Year after year the internet becomes a more predominant medium for marketing.

This year we saw the worldwide advertising spend on the internet surpass all other mediums and is now quickly becoming crowded and highly competitive.

Over the past 2-3 years costs for pay-per-click advertising (PPC) have more than doubled in most markets as the competition hots up for the popular keywords and phrases across all sectors.

The difference between a number 1 organic ranking and a number 10 ranking on Google can mean the difference between 60% of total search traffic for a particular keyword or phrase right down to 1%.  This variance in the volume of visitors to your website based on your ranking could mean the difference of hundreds or even thousands of leads to your business every year.

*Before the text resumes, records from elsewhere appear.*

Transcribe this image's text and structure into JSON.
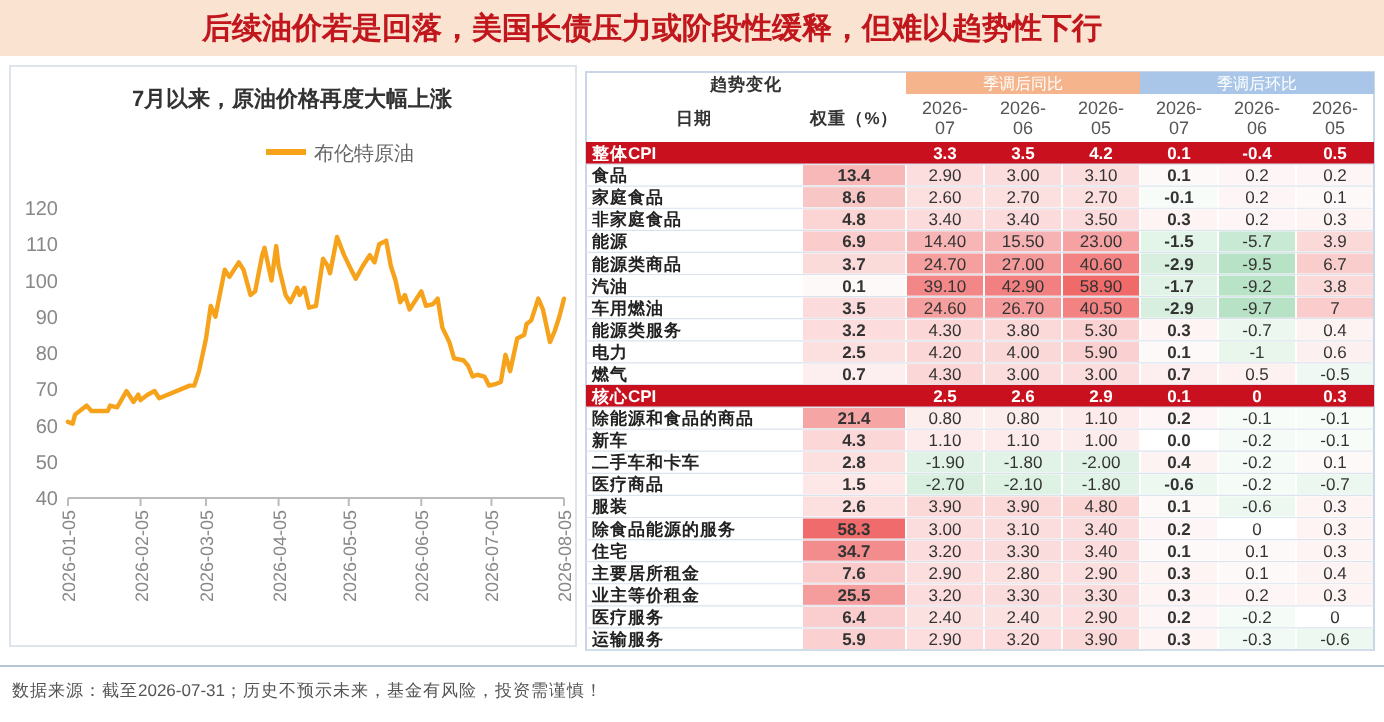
{
  "chart_data": [
    {
      "type": "line",
      "title": "后续油价若是回落，美国长债压力或阶段性缓释，但难以趋势性下行",
      "subtitle": "7月以来，原油价格再度大幅上涨",
      "annotations": [
        "数据来源：截至2026-07-31；历史不预示未来，基金有风险，投资需谨慎！"
      ],
      "x": [
        "2026-01-05",
        "2026-01-07",
        "2026-01-08",
        "2026-01-13",
        "2026-01-15",
        "2026-01-22",
        "2026-01-23",
        "2026-01-26",
        "2026-01-30",
        "2026-02-02",
        "2026-02-04",
        "2026-02-05",
        "2026-02-08",
        "2026-02-11",
        "2026-02-13",
        "2026-02-26",
        "2026-02-28",
        "2026-03-02",
        "2026-03-04",
        "2026-03-05",
        "2026-03-07",
        "2026-03-09",
        "2026-03-13",
        "2026-03-15",
        "2026-03-19",
        "2026-03-21",
        "2026-03-24",
        "2026-03-26",
        "2026-03-29",
        "2026-03-30",
        "2026-04-02",
        "2026-04-04",
        "2026-04-05",
        "2026-04-08",
        "2026-04-10",
        "2026-04-13",
        "2026-04-14",
        "2026-04-16",
        "2026-04-18",
        "2026-04-21",
        "2026-04-24",
        "2026-04-26",
        "2026-04-27",
        "2026-04-30",
        "2026-05-03",
        "2026-05-06",
        "2026-05-08",
        "2026-05-11",
        "2026-05-14",
        "2026-05-16",
        "2026-05-18",
        "2026-05-21",
        "2026-05-23",
        "2026-05-25",
        "2026-05-27",
        "2026-05-29",
        "2026-05-31",
        "2026-06-05",
        "2026-06-07",
        "2026-06-10",
        "2026-06-12",
        "2026-06-14",
        "2026-06-17",
        "2026-06-19",
        "2026-06-23",
        "2026-06-25",
        "2026-06-27",
        "2026-06-29",
        "2026-07-02",
        "2026-07-04",
        "2026-07-07",
        "2026-07-09",
        "2026-07-11",
        "2026-07-13",
        "2026-07-16",
        "2026-07-19",
        "2026-07-20",
        "2026-07-22",
        "2026-07-25",
        "2026-07-27",
        "2026-07-30",
        "2026-08-01",
        "2026-08-03",
        "2026-08-05"
      ],
      "series": [
        {
          "name": "布伦特原油",
          "color": "#f7a21b",
          "values": [
            61,
            60.5,
            63,
            65.5,
            64,
            64,
            65.5,
            65,
            69.5,
            66.5,
            68.5,
            67,
            68.5,
            69.5,
            67.5,
            71,
            71,
            75,
            81,
            84,
            93,
            90,
            103,
            101,
            105,
            103,
            96,
            97,
            107,
            109,
            100,
            109.5,
            104,
            96,
            94,
            98,
            96,
            98,
            92.5,
            93,
            106,
            104,
            102,
            112,
            107,
            103,
            100.5,
            104,
            107,
            105,
            110,
            111,
            104,
            100,
            94,
            96,
            92,
            97,
            93,
            93.5,
            95,
            87,
            83,
            78.5,
            78,
            76.5,
            73.5,
            74,
            73.5,
            71,
            71.5,
            72,
            79.5,
            75,
            84,
            85,
            88,
            89,
            95,
            92,
            83,
            86,
            90,
            95
          ]
        }
      ],
      "xlim": [
        "2026-01-05",
        "2026-08-05"
      ],
      "xticks": [
        "2026-01-05",
        "2026-02-05",
        "2026-03-05",
        "2026-04-05",
        "2026-05-05",
        "2026-06-05",
        "2026-07-05",
        "2026-08-05"
      ],
      "ylim": [
        40,
        120
      ],
      "yticks": [
        40,
        50,
        60,
        70,
        80,
        90,
        100,
        110,
        120
      ],
      "legend": "top"
    },
    {
      "type": "heatmap",
      "annotations": [
        "趋势变化",
        "日期",
        "季调后同比",
        "季调后环比"
      ],
      "categories": [
        "权重（%）",
        "2026-07",
        "2026-06",
        "2026-05",
        "2026-07",
        "2026-06",
        "2026-05"
      ],
      "y_categories": [
        "整体CPI",
        "食品",
        "家庭食品",
        "非家庭食品",
        "能源",
        "能源类商品",
        "汽油",
        "车用燃油",
        "能源类服务",
        "电力",
        "燃气",
        "核心CPI",
        "除能源和食品的商品",
        "新车",
        "二手车和卡车",
        "医疗商品",
        "服装",
        "除食品能源的服务",
        "住宅",
        "主要居所租金",
        "业主等价租金",
        "医疗服务",
        "运输服务"
      ],
      "cells": [
        [
          null,
          3.3,
          3.5,
          4.2,
          0.1,
          -0.4,
          0.5
        ],
        [
          13.4,
          2.9,
          3.0,
          3.1,
          0.1,
          0.2,
          0.2
        ],
        [
          8.6,
          2.6,
          2.7,
          2.7,
          -0.1,
          0.2,
          0.1
        ],
        [
          4.8,
          3.4,
          3.4,
          3.5,
          0.3,
          0.2,
          0.3
        ],
        [
          6.9,
          14.4,
          15.5,
          23.0,
          -1.5,
          -5.7,
          3.9
        ],
        [
          3.7,
          24.7,
          27.0,
          40.6,
          -2.9,
          -9.5,
          6.7
        ],
        [
          0.1,
          39.1,
          42.9,
          58.9,
          -1.7,
          -9.2,
          3.8
        ],
        [
          3.5,
          24.6,
          26.7,
          40.5,
          -2.9,
          -9.7,
          7
        ],
        [
          3.2,
          4.3,
          3.8,
          5.3,
          0.3,
          -0.7,
          0.4
        ],
        [
          2.5,
          4.2,
          4.0,
          5.9,
          0.1,
          -1,
          0.6
        ],
        [
          0.7,
          4.3,
          3.0,
          3.0,
          0.7,
          0.5,
          -0.5
        ],
        [
          null,
          2.5,
          2.6,
          2.9,
          0.1,
          0,
          0.3
        ],
        [
          21.4,
          0.8,
          0.8,
          1.1,
          0.2,
          -0.1,
          -0.1
        ],
        [
          4.3,
          1.1,
          1.1,
          1.0,
          0.0,
          -0.2,
          -0.1
        ],
        [
          2.8,
          -1.9,
          -1.8,
          -2.0,
          0.4,
          -0.2,
          0.1
        ],
        [
          1.5,
          -2.7,
          -2.1,
          -1.8,
          -0.6,
          -0.2,
          -0.7
        ],
        [
          2.6,
          3.9,
          3.9,
          4.8,
          0.1,
          -0.6,
          0.3
        ],
        [
          58.3,
          3.0,
          3.1,
          3.4,
          0.2,
          0,
          0.3
        ],
        [
          34.7,
          3.2,
          3.3,
          3.4,
          0.1,
          0.1,
          0.3
        ],
        [
          7.6,
          2.9,
          2.8,
          2.9,
          0.3,
          0.1,
          0.4
        ],
        [
          25.5,
          3.2,
          3.3,
          3.3,
          0.3,
          0.2,
          0.3
        ],
        [
          6.4,
          2.4,
          2.4,
          2.9,
          0.2,
          -0.2,
          0
        ],
        [
          5.9,
          2.9,
          3.2,
          3.9,
          0.3,
          -0.3,
          -0.6
        ]
      ],
      "cell_labels": [
        [
          null,
          "3.3",
          "3.5",
          "4.2",
          "0.1",
          "-0.4",
          "0.5"
        ],
        [
          "13.4",
          "2.90",
          "3.00",
          "3.10",
          "0.1",
          "0.2",
          "0.2"
        ],
        [
          "8.6",
          "2.60",
          "2.70",
          "2.70",
          "-0.1",
          "0.2",
          "0.1"
        ],
        [
          "4.8",
          "3.40",
          "3.40",
          "3.50",
          "0.3",
          "0.2",
          "0.3"
        ],
        [
          "6.9",
          "14.40",
          "15.50",
          "23.00",
          "-1.5",
          "-5.7",
          "3.9"
        ],
        [
          "3.7",
          "24.70",
          "27.00",
          "40.60",
          "-2.9",
          "-9.5",
          "6.7"
        ],
        [
          "0.1",
          "39.10",
          "42.90",
          "58.90",
          "-1.7",
          "-9.2",
          "3.8"
        ],
        [
          "3.5",
          "24.60",
          "26.70",
          "40.50",
          "-2.9",
          "-9.7",
          "7"
        ],
        [
          "3.2",
          "4.30",
          "3.80",
          "5.30",
          "0.3",
          "-0.7",
          "0.4"
        ],
        [
          "2.5",
          "4.20",
          "4.00",
          "5.90",
          "0.1",
          "-1",
          "0.6"
        ],
        [
          "0.7",
          "4.30",
          "3.00",
          "3.00",
          "0.7",
          "0.5",
          "-0.5"
        ],
        [
          null,
          "2.5",
          "2.6",
          "2.9",
          "0.1",
          "0",
          "0.3"
        ],
        [
          "21.4",
          "0.80",
          "0.80",
          "1.10",
          "0.2",
          "-0.1",
          "-0.1"
        ],
        [
          "4.3",
          "1.10",
          "1.10",
          "1.00",
          "0.0",
          "-0.2",
          "-0.1"
        ],
        [
          "2.8",
          "-1.90",
          "-1.80",
          "-2.00",
          "0.4",
          "-0.2",
          "0.1"
        ],
        [
          "1.5",
          "-2.70",
          "-2.10",
          "-1.80",
          "-0.6",
          "-0.2",
          "-0.7"
        ],
        [
          "2.6",
          "3.90",
          "3.90",
          "4.80",
          "0.1",
          "-0.6",
          "0.3"
        ],
        [
          "58.3",
          "3.00",
          "3.10",
          "3.40",
          "0.2",
          "0",
          "0.3"
        ],
        [
          "34.7",
          "3.20",
          "3.30",
          "3.40",
          "0.1",
          "0.1",
          "0.3"
        ],
        [
          "7.6",
          "2.90",
          "2.80",
          "2.90",
          "0.3",
          "0.1",
          "0.4"
        ],
        [
          "25.5",
          "3.20",
          "3.30",
          "3.30",
          "0.3",
          "0.2",
          "0.3"
        ],
        [
          "6.4",
          "2.40",
          "2.40",
          "2.90",
          "0.2",
          "-0.2",
          "0"
        ],
        [
          "5.9",
          "2.90",
          "3.20",
          "3.90",
          "0.3",
          "-0.3",
          "-0.6"
        ]
      ]
    }
  ]
}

Whether your website traffic comes via PPC advertising, banner ads, links, search engines or a raft of other channels, the challenge facing all businesses marketing on the internet is to convert as much of this traffic as possible. Conversion is the single most important internet marketing metric. Expressed as a percentage, it is defined as the ability of your website or blog to make visitors to your site take a predetermined action.

Facilitating this "call to action" should be the focus of your internet marketing efforts. If we use the example of a Business Consultant, a call to action may be encouraging a visitor to fill in their name and email address into a form on your website in return for a free 2 hour consultation. If you have a 100 people visit your site and you get 10 people to fill in the form, then you have a conversion rate of 10%. Simply achieving an increase in your conversion rate can mean an increased ROI without any additional spend.

As the competition increases, the challenge is to remain competitive by at least maintaining your conversion rate or examining ways to increase it. If we look at your website/blog in isolation for a moment, you can easily work out your cost per lead based by adding all your total costs for running and maintaining the site plus any costs involved in your offer (such as your opportunity cost for a free 2 hour consultation or the premium on your giveaway), and divide this by the total number of leads.

Higher conversion rates (leaving all things constant) will result in lower cost per lead; the lower the cost per lead the greater the profit and the higher the return.